“Besides marriage and kids, what else is there?”
The intimate, delightful, and at times painfully tragic Menashe is a film that comes to you as a blindsiding surprise, welcoming and inviting us into its highly orthodox Jewish streets of Brooklyn with a universal story told through a particular worldview. This is pivotal to its success, not only taking the time to dig around and fumble deep within the pockets of a community behind closed doors, but to upturn them, allowing us a glimpse into the change and the cultural mores spilling from the inner linings. Menashe offers a valuable lesson to viewers because it’s a standard father-son redemption story so influenced by the environment from which it is born. By doing so, outsiders will come to understand their own journey on an even deeper human level as they come to understand humans unlike themselves. That’s what Ebert called cinema’s greatest gift – empathy.
I’m not a gambler but I’d still hedge my bets that you’ve met a man like the titular Menashe (Menashe Lustig). An affable non-comformist by nature, goofy and sweet, persistent and misguided in his seemingly perpetual state of misfortune. Always lumbering about dripping with sweat. His life as kosher market employee is in a spiraling trial and error stage. As a recently widowed man, Menashe is forced to confront his reluctant place within his Jewish community, battling against his brother-in-law Eizik and the Rabbi for custody of his son Rieven (Ruben Niborski). He’s reminded that the Talmud holds three things responsible for man’s happiness: a nice wife, a nice house, and nice dishes. In that particular order? I can’t say. By those strict societal standards and over the course of this film, Menashe should be coined as a schlimazel unsuited for fatherhood. It’s Kramer Vs. Kramer not against a jilted ex, but facing a devoted congregation upholding a regime of faith-based practices.
For those already rooted within the Yiddish speaking circle, I imagine watching Menashe will either appeal to their experience as the outsider protagonist or will reaffirm the proper menschs of the Jewish community. Where does that leave neophytes like myself? I’d argue in the shoes of the son Rieven. He studies and rebels and watches his hapless father climb a rung only to fall down two. Rieven doesn’t know everything about his surroundings; neither do we, but we’re beyond curious, and so we explore its delicate intricacies. In that regard, Menashe – a contemporary and specific take on naturalistic cinema – stands grounded in faith yet malleable in the mind. It’s so keenly observant, so rigid in its themes and pliable in its plot, so affectionate and decent.

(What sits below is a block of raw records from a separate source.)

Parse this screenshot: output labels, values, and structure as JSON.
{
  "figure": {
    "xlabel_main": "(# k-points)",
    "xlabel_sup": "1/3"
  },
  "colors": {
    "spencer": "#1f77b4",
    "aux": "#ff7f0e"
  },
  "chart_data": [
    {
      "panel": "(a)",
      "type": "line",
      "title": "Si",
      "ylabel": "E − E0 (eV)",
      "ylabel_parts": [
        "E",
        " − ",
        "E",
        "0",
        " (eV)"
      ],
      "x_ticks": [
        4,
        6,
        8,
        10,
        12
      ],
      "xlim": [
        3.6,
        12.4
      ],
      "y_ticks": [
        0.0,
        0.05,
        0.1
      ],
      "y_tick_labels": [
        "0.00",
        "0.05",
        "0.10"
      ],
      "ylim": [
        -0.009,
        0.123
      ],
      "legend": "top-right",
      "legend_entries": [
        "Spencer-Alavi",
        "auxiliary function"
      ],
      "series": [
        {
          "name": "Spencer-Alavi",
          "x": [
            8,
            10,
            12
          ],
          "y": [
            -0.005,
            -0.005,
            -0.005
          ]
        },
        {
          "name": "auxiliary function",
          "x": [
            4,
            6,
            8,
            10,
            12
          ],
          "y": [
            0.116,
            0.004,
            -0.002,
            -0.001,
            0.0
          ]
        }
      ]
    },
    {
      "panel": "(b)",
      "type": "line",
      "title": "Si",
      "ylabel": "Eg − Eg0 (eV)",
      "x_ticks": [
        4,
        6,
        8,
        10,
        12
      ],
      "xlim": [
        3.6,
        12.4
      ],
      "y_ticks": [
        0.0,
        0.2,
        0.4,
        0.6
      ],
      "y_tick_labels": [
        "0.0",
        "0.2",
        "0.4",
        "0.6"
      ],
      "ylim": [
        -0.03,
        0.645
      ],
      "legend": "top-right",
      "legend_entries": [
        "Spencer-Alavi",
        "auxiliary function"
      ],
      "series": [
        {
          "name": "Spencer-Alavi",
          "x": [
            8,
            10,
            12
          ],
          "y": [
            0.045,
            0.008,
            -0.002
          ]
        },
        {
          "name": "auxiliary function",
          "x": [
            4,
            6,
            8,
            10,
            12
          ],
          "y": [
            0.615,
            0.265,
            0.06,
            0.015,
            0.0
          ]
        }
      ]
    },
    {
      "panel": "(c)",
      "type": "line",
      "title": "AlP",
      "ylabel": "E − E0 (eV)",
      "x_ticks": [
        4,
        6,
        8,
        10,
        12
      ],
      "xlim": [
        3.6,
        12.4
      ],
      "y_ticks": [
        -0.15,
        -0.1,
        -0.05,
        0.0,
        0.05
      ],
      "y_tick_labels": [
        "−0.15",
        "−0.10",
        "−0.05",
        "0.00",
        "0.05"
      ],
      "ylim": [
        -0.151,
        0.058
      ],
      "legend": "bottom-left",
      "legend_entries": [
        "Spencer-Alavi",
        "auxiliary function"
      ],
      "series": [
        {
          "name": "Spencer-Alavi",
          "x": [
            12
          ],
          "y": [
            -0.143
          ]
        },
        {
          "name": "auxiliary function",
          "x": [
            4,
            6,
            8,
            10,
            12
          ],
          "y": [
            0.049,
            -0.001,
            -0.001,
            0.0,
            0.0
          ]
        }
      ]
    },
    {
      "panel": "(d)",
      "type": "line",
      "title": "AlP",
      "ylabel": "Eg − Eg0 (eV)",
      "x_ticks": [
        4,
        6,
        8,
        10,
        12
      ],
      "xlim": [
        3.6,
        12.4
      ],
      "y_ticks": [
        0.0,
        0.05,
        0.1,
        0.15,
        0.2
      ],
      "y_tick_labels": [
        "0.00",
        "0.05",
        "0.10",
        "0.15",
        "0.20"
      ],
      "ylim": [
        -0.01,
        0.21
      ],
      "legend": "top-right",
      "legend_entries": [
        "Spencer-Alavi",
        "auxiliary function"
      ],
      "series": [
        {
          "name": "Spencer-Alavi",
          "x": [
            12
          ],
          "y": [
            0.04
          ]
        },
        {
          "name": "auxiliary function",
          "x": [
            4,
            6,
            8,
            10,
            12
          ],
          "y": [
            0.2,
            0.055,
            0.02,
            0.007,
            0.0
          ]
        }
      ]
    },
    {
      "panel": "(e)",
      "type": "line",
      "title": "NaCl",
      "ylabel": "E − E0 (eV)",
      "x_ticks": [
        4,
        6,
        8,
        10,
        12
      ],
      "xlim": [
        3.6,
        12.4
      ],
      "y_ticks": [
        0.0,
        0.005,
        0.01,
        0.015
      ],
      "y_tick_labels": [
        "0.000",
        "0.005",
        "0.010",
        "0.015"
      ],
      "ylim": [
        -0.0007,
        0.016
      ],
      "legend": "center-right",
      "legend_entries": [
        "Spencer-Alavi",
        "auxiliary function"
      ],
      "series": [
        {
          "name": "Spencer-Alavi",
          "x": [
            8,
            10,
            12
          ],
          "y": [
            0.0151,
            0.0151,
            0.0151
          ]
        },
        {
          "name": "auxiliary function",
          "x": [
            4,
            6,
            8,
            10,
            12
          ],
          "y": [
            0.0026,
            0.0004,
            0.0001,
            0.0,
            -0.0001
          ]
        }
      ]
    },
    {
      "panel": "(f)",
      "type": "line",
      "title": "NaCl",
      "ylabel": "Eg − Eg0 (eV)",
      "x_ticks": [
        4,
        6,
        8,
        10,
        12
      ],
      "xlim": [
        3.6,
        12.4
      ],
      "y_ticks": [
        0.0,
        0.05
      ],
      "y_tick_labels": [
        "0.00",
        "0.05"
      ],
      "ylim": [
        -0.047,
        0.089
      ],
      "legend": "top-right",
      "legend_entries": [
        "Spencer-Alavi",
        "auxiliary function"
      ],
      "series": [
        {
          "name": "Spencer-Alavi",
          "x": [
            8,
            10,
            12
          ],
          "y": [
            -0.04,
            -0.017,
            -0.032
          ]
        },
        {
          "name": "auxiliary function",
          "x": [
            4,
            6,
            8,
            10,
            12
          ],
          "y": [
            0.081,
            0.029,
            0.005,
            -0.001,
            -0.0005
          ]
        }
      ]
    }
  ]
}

The most interesting aspect of Menashe is how we first encounter the lead and how we reluctantly watch him depart. On the sidewalks of New York, he eventually enters the frame during a swaying side to side shot. Joshua Z Weinstein and his DP aren’t afraid for a passerby to cloud the camera or to go out of focus; this is real life captured in a narrative format and the approach is that of one of those a crinkle-eyed double takes for a recognizable face you haven’t seen in years. Then we see Menashe – played by Lustig as a man reliving his own life – and he stands out from the crowd. The film begins with this Yiddish speaking version of the lovable loser/bachelor Marty faced with a difficult Hobson’s Choice. And by the end, we see the protagonist in a different light. One that’s uplifting in its selfless sentimentality yet tragically defeatist in its reluctant conformity. Menashe offers distinct insight through all of its padded ups and downs.
“It will never be the same, yet life must go on.”